We provide several example RL integrations with the Stable-Baselines3 (LINK) library. To install this dependancy use pip install simulate[sb3].

Including:

  • Learning to navigate in a simple T-Maze
  • Collecting objects
  • Navigating in procedurally generated mazes
  • Physical interaction with movable objects
  • Reward functions based on line of sight observation of objects.

Learning to navigate in a simple T-Maze

Example: sb3_basic_maze.py

Objective: Navigate to a spherical object in a simple T-Maze. Upon object collection, the environment resets.

Actors: An EgoCentric Camera Actor (LINK) equipped with a monocular camera.

Observation space:

  • An RGB camera of shape (3, 40, 40) (C, H, W) in uint8 format.

Action space:

  • A discrete action space with 3 possible actions
  • Turn left 10 degrees
  • Turn right 10 degrees
  • Move forward

Reward function:

  • A dense reward based on improvement in best euclidean distance to the object
  • A sparse reward of +1 when the object is collected
  • A timeout penaly of -1 if the agent does not reach the object in 200 time-steps

Parallel: 4 independent instances of the same environment configuration.

Collecting objects

Example: sb3_collectables.py

Objective: Collect all 20 objects in a large square room.

Actors: An EgoCentric Camera Actor (LINK) equipped with a monocular camera.

Observation space:

  • An RGB camera of shape (3, 40, 40) (C, H, W) in uint8 format.

Action space:

  • A discrete action space with 3 possible actions
  • Turn left 10 degrees
  • Turn right 10 degrees
  • Move forward

Reward function:

  • A sparse reward of +1 when an object is collected
  • A timeout penaly of -1 if the agent does not reach the object in 500 time-steps

Parallel: 4 independent instances of the same environment configuration.

Navigating in procedurally generated mazes

Example: sb3_procgen.py

Objective: Navigate to an object in a 3D maze, when the object is collected the environment resets.

Actors: An EgoCentric Camera Actor (LINK) equipped with a monocular camera

Observation space:

  • An RGB camera of shape (3, 40, 40) (C, H, W) in uint8 format.

Action space:

  • A discrete action space with 3 possible actions
  • Turn left 10 degrees
  • Turn right 10 degrees
  • Move forward

Reward function:

  • A sparse reward of +1 when the object is reached
  • A timeout penaly of -1 if the agent does not reach the object in 500 time-steps

Parallel: 4 independent instances of randomly generated environment configurations.

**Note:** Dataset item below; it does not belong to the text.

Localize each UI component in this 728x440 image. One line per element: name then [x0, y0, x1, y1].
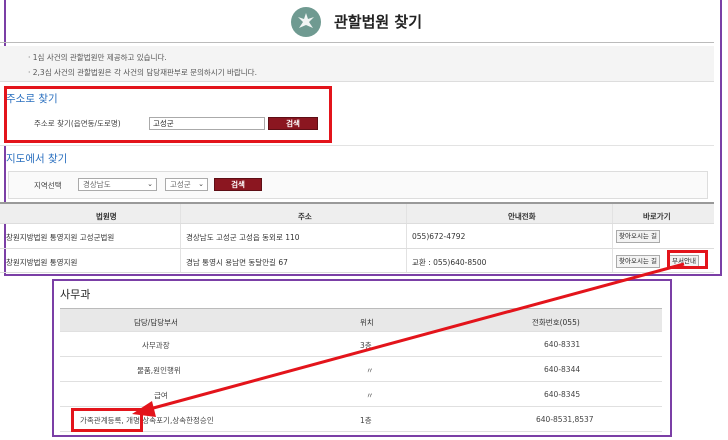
arrow-line [145, 262, 685, 412]
annotation-arrow [132, 262, 685, 417]
arrow-head [132, 401, 156, 417]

Physical interaction with movable objects

Example: sb3_move_boxes.py

Objective: Push boxes in a room near to each other.

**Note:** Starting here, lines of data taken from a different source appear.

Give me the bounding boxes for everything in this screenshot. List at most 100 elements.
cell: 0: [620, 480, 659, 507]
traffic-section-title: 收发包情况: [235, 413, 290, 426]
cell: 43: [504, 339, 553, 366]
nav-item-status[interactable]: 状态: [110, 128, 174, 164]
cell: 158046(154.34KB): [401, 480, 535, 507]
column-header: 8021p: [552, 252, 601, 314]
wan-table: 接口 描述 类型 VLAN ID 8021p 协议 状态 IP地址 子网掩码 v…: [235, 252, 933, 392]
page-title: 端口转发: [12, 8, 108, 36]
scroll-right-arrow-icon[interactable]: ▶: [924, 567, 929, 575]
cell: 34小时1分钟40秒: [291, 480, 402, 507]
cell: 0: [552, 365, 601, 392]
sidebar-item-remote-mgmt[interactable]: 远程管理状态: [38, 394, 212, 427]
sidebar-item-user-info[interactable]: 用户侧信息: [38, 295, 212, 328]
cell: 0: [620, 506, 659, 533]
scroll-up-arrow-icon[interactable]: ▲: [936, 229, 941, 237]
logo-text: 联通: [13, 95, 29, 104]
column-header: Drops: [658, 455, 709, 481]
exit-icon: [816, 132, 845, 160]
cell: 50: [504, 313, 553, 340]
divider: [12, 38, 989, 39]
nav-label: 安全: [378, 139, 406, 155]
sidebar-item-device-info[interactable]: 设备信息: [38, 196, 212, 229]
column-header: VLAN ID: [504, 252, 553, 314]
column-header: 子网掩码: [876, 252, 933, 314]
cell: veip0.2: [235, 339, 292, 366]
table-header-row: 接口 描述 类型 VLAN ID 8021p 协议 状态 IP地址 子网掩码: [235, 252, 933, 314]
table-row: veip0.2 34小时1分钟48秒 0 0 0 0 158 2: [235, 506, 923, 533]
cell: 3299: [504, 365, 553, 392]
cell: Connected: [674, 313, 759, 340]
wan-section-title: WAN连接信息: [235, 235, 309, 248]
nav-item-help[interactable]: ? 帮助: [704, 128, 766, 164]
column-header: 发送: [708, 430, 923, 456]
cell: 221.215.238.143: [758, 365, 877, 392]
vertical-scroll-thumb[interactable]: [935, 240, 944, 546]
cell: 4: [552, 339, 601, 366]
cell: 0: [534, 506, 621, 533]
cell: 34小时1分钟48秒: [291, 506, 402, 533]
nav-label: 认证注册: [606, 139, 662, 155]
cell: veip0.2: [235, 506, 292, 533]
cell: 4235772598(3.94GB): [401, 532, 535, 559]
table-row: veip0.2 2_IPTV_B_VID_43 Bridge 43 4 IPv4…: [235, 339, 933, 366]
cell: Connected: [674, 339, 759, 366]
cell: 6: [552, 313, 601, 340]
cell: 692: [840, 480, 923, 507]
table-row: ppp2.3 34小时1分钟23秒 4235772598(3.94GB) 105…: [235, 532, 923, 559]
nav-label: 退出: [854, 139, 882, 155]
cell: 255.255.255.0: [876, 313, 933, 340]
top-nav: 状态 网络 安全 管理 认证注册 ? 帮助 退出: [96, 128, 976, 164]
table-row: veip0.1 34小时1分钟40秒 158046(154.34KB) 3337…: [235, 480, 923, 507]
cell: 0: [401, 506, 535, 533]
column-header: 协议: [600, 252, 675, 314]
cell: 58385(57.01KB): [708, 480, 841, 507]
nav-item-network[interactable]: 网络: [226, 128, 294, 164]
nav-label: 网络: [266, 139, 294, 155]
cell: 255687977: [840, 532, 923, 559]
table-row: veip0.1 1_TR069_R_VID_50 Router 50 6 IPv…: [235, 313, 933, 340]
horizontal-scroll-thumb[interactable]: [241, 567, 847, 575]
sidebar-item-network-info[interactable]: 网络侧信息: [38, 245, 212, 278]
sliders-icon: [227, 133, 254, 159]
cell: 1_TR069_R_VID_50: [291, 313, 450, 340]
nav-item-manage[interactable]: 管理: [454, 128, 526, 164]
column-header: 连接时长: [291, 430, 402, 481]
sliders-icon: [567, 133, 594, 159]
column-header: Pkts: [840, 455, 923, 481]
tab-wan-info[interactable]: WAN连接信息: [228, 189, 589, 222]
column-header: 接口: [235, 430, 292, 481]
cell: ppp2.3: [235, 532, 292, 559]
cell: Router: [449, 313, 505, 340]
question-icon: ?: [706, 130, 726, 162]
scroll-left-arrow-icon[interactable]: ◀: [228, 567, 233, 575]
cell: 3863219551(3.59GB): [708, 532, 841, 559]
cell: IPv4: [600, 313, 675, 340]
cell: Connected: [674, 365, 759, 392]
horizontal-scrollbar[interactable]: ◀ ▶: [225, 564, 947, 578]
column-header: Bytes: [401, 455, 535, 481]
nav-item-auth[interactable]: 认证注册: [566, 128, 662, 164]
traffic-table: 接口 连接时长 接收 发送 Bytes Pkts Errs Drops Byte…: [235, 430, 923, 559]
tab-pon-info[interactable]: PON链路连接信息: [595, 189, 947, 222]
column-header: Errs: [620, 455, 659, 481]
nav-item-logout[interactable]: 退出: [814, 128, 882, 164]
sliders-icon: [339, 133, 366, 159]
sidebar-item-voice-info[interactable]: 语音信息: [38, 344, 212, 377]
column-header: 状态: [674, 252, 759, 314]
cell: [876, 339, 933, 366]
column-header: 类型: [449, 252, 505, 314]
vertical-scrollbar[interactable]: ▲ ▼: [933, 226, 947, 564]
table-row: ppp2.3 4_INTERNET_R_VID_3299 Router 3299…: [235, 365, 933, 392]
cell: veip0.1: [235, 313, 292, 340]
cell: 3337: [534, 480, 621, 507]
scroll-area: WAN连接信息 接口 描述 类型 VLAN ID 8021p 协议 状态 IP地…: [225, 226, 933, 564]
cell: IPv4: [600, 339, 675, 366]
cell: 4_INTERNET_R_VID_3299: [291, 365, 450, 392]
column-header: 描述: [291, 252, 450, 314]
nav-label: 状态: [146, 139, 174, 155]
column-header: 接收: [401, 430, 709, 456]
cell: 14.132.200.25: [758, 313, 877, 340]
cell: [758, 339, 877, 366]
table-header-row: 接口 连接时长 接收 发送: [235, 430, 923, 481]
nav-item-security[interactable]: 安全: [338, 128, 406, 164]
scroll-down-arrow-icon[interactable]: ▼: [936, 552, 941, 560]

Actors: An EgoCentric Camera Actor (LINK) equipped with a monocular camera

Observation space:

  • An RGB camera of shape (3, 40, 40) (C, H, W) in uint8 format.

Action space:

  • A discrete action space with 3 possible actions
  • Turn left 10 degrees
  • Turn right 10 degrees
  • Move forward

Reward function:

  • A reward for moving the red and yellow boxes close to eachother
  • A reward for moving the green and white boxes close to eachother
  • A timeout penaly of -1 if the agent does not reach the object in 100 time-steps

Parallel: 16 independent instances of the same environment configuration.

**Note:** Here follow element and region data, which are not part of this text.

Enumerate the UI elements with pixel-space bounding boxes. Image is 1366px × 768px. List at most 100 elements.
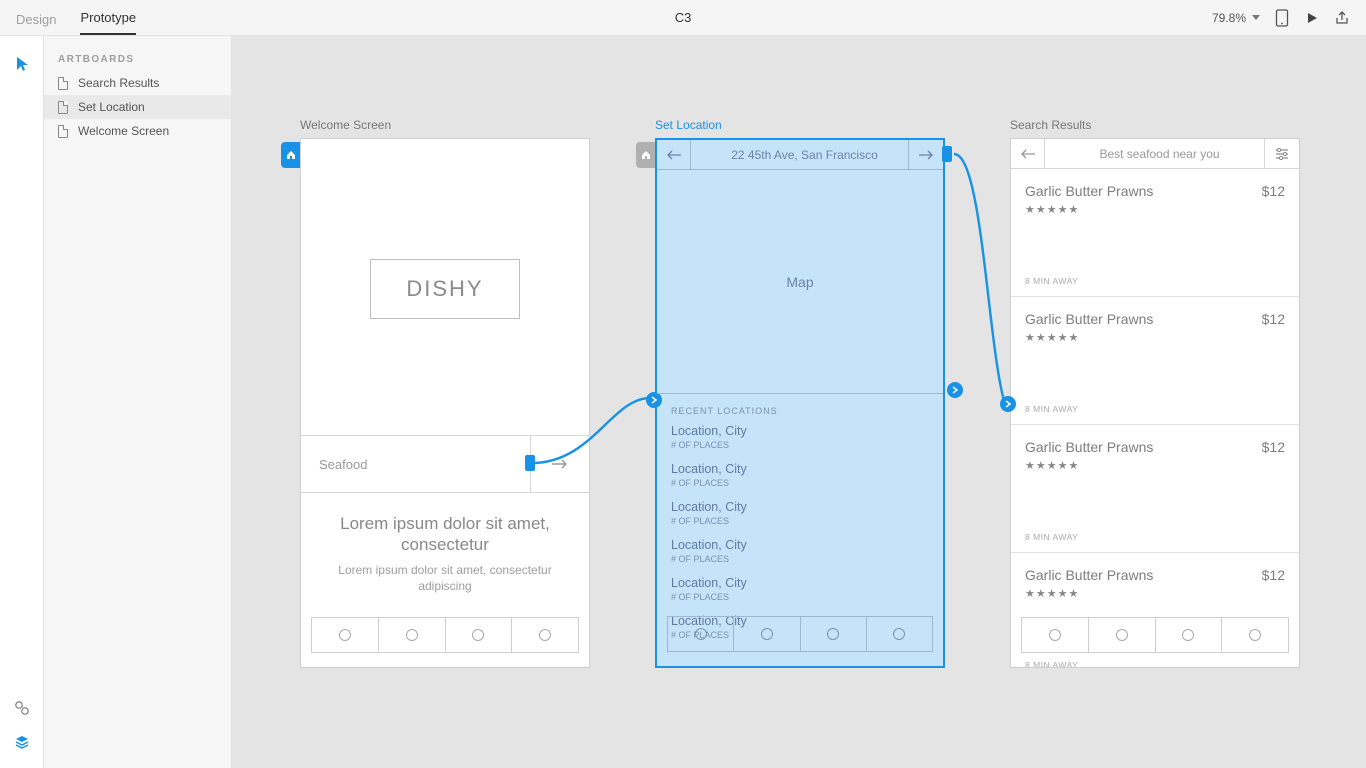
artboard-icon bbox=[58, 125, 68, 138]
search-submit[interactable] bbox=[531, 436, 589, 492]
result-price: $12 bbox=[1262, 311, 1285, 327]
circle-icon bbox=[1182, 629, 1194, 641]
location-name: Location, City bbox=[671, 500, 929, 514]
tab-bar-item[interactable] bbox=[867, 617, 932, 651]
result-item[interactable]: Garlic Butter Prawns $12 ★★★★★ 8 MIN AWA… bbox=[1011, 297, 1299, 425]
filter-button[interactable] bbox=[1265, 139, 1299, 168]
zoom-dropdown[interactable]: 79.8% bbox=[1212, 11, 1260, 25]
sidebar-item-set-location[interactable]: Set Location bbox=[44, 95, 231, 119]
tab-bar-item[interactable] bbox=[312, 618, 379, 652]
artboard-icon bbox=[58, 101, 68, 114]
search-query-field[interactable]: Best seafood near you bbox=[1045, 139, 1265, 168]
blurb-body: Lorem ipsum dolor sit amet, consectetur … bbox=[329, 562, 561, 594]
link-target-handle[interactable] bbox=[1000, 396, 1016, 412]
sidebar-item-label: Welcome Screen bbox=[78, 124, 169, 138]
welcome-blurb: Lorem ipsum dolor sit amet, consectetur … bbox=[301, 513, 589, 594]
location-name: Location, City bbox=[671, 462, 929, 476]
tab-bar-item[interactable] bbox=[1156, 618, 1223, 652]
home-artboard-badge[interactable] bbox=[281, 142, 301, 168]
location-item[interactable]: Location, City # OF PLACES bbox=[671, 462, 929, 488]
chevron-down-icon bbox=[1252, 15, 1260, 20]
result-distance: 8 MIN AWAY bbox=[1025, 532, 1078, 542]
location-header: 22 45th Ave, San Francisco bbox=[657, 140, 943, 170]
tab-bar-item[interactable] bbox=[801, 617, 867, 651]
result-name: Garlic Butter Prawns bbox=[1025, 183, 1285, 199]
circle-icon bbox=[1249, 629, 1261, 641]
link-source-handle[interactable] bbox=[947, 382, 963, 398]
location-sub: # OF PLACES bbox=[671, 478, 929, 488]
location-item[interactable]: Location, City # OF PLACES bbox=[671, 424, 929, 450]
result-rating: ★★★★★ bbox=[1025, 587, 1285, 600]
tab-bar bbox=[311, 617, 579, 653]
tab-prototype[interactable]: Prototype bbox=[80, 10, 136, 35]
plugins-icon[interactable] bbox=[14, 700, 30, 716]
layers-icon[interactable] bbox=[14, 734, 30, 750]
location-item[interactable]: Location, City# OF PLACES bbox=[671, 500, 929, 526]
artboard-label[interactable]: Search Results bbox=[1010, 118, 1300, 132]
go-button[interactable] bbox=[909, 140, 943, 169]
location-name: Location, City bbox=[671, 538, 929, 552]
result-item[interactable]: Garlic Butter Prawns $12 ★★★★★ 8 MIN AWA… bbox=[1011, 425, 1299, 553]
tab-bar bbox=[667, 616, 933, 652]
sidebar-item-welcome-screen[interactable]: Welcome Screen bbox=[44, 119, 231, 143]
circle-icon bbox=[1049, 629, 1061, 641]
app-logo: DISHY bbox=[370, 259, 520, 319]
home-badge-inactive[interactable] bbox=[636, 142, 656, 168]
circle-icon bbox=[539, 629, 551, 641]
play-icon[interactable] bbox=[1304, 10, 1320, 26]
circle-icon bbox=[827, 628, 839, 640]
tab-bar-item[interactable] bbox=[668, 617, 734, 651]
tab-bar-item[interactable] bbox=[379, 618, 446, 652]
result-name: Garlic Butter Prawns bbox=[1025, 567, 1285, 583]
result-rating: ★★★★★ bbox=[1025, 203, 1285, 216]
location-name: Location, City bbox=[671, 424, 929, 438]
blurb-heading: Lorem ipsum dolor sit amet, consectetur bbox=[329, 513, 561, 556]
result-name: Garlic Butter Prawns bbox=[1025, 439, 1285, 455]
artboard-welcome-screen[interactable]: DISHY Seafood Lorem ipsum dolor sit amet… bbox=[300, 138, 590, 668]
circle-icon bbox=[339, 629, 351, 641]
artboard-wrap-location: Set Location 22 45th Ave, San Francisco … bbox=[655, 118, 945, 668]
artboards-panel-title: ARTBOARDS bbox=[44, 48, 231, 71]
result-distance: 8 MIN AWAY bbox=[1025, 276, 1078, 286]
document-title: C3 bbox=[0, 0, 1366, 36]
artboard-search-results[interactable]: Best seafood near you Garlic Butter Praw… bbox=[1010, 138, 1300, 668]
search-field[interactable]: Seafood bbox=[301, 436, 531, 492]
circle-icon bbox=[1116, 629, 1128, 641]
result-name: Garlic Butter Prawns bbox=[1025, 311, 1285, 327]
artboard-set-location[interactable]: 22 45th Ave, San Francisco Map RECENT LO… bbox=[655, 138, 945, 668]
tab-bar-item[interactable] bbox=[1222, 618, 1288, 652]
circle-icon bbox=[893, 628, 905, 640]
tab-bar-item[interactable] bbox=[734, 617, 800, 651]
pointer-tool-icon[interactable] bbox=[14, 56, 30, 72]
tab-bar-item[interactable] bbox=[512, 618, 578, 652]
map-placeholder[interactable]: Map bbox=[657, 170, 943, 394]
share-icon[interactable] bbox=[1334, 10, 1350, 26]
location-sub: # OF PLACES bbox=[671, 592, 929, 602]
result-price: $12 bbox=[1262, 183, 1285, 199]
artboard-wrap-welcome: Welcome Screen DISHY Seafood Lorem ipsum… bbox=[300, 118, 590, 668]
sidebar-item-search-results[interactable]: Search Results bbox=[44, 71, 231, 95]
topbar: Design Prototype C3 79.8% bbox=[0, 0, 1366, 36]
back-button[interactable] bbox=[657, 140, 691, 169]
tab-bar-item[interactable] bbox=[446, 618, 513, 652]
artboard-label[interactable]: Set Location bbox=[655, 118, 945, 132]
result-item[interactable]: Garlic Butter Prawns $12 ★★★★★ 8 MIN AWA… bbox=[1011, 169, 1299, 297]
result-price: $12 bbox=[1262, 567, 1285, 583]
location-item[interactable]: Location, City # OF PLACES bbox=[671, 538, 929, 564]
result-rating: ★★★★★ bbox=[1025, 459, 1285, 472]
back-button[interactable] bbox=[1011, 139, 1045, 168]
artboard-label[interactable]: Welcome Screen bbox=[300, 118, 590, 132]
results-header: Best seafood near you bbox=[1011, 139, 1299, 169]
canvas[interactable]: Welcome Screen DISHY Seafood Lorem ipsum… bbox=[232, 36, 1366, 768]
tab-bar-item[interactable] bbox=[1089, 618, 1156, 652]
circle-icon bbox=[472, 629, 484, 641]
location-sub: # OF PLACES bbox=[671, 440, 929, 450]
circle-icon bbox=[761, 628, 773, 640]
location-sub: # OF PLACES bbox=[671, 554, 929, 564]
location-item[interactable]: Location, City# OF PLACES bbox=[671, 576, 929, 602]
device-preview-icon[interactable] bbox=[1274, 10, 1290, 26]
tab-bar-item[interactable] bbox=[1022, 618, 1089, 652]
address-field[interactable]: 22 45th Ave, San Francisco bbox=[691, 140, 909, 169]
zoom-value: 79.8% bbox=[1212, 11, 1246, 25]
tab-design[interactable]: Design bbox=[16, 12, 56, 35]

Reward functions based on line of sight observation of objects.

Example: sb3_visual_reward.py

Objective: Move the agent so the box is within the agents its field of view

Actors: An EgoCentric Camera Actor (LINK) equipped with a monocular camera

Observation space:

  • An RGB camera of shape (3, 40, 40) (C, H, W) in uint8 format.

Action space:

  • A discrete action space with 3 possible actions
  • Turn left 10 degrees
  • Turn right 10 degrees
  • Move forward

Reward function:

  • A sparse reward for moving the box within a 60 degree fov cone in front of the agent.
  • A timeout penaly of -1 if the agent does not reach the object in 100 time-steps

Parallel: 4 independent instances of the same environment configuration.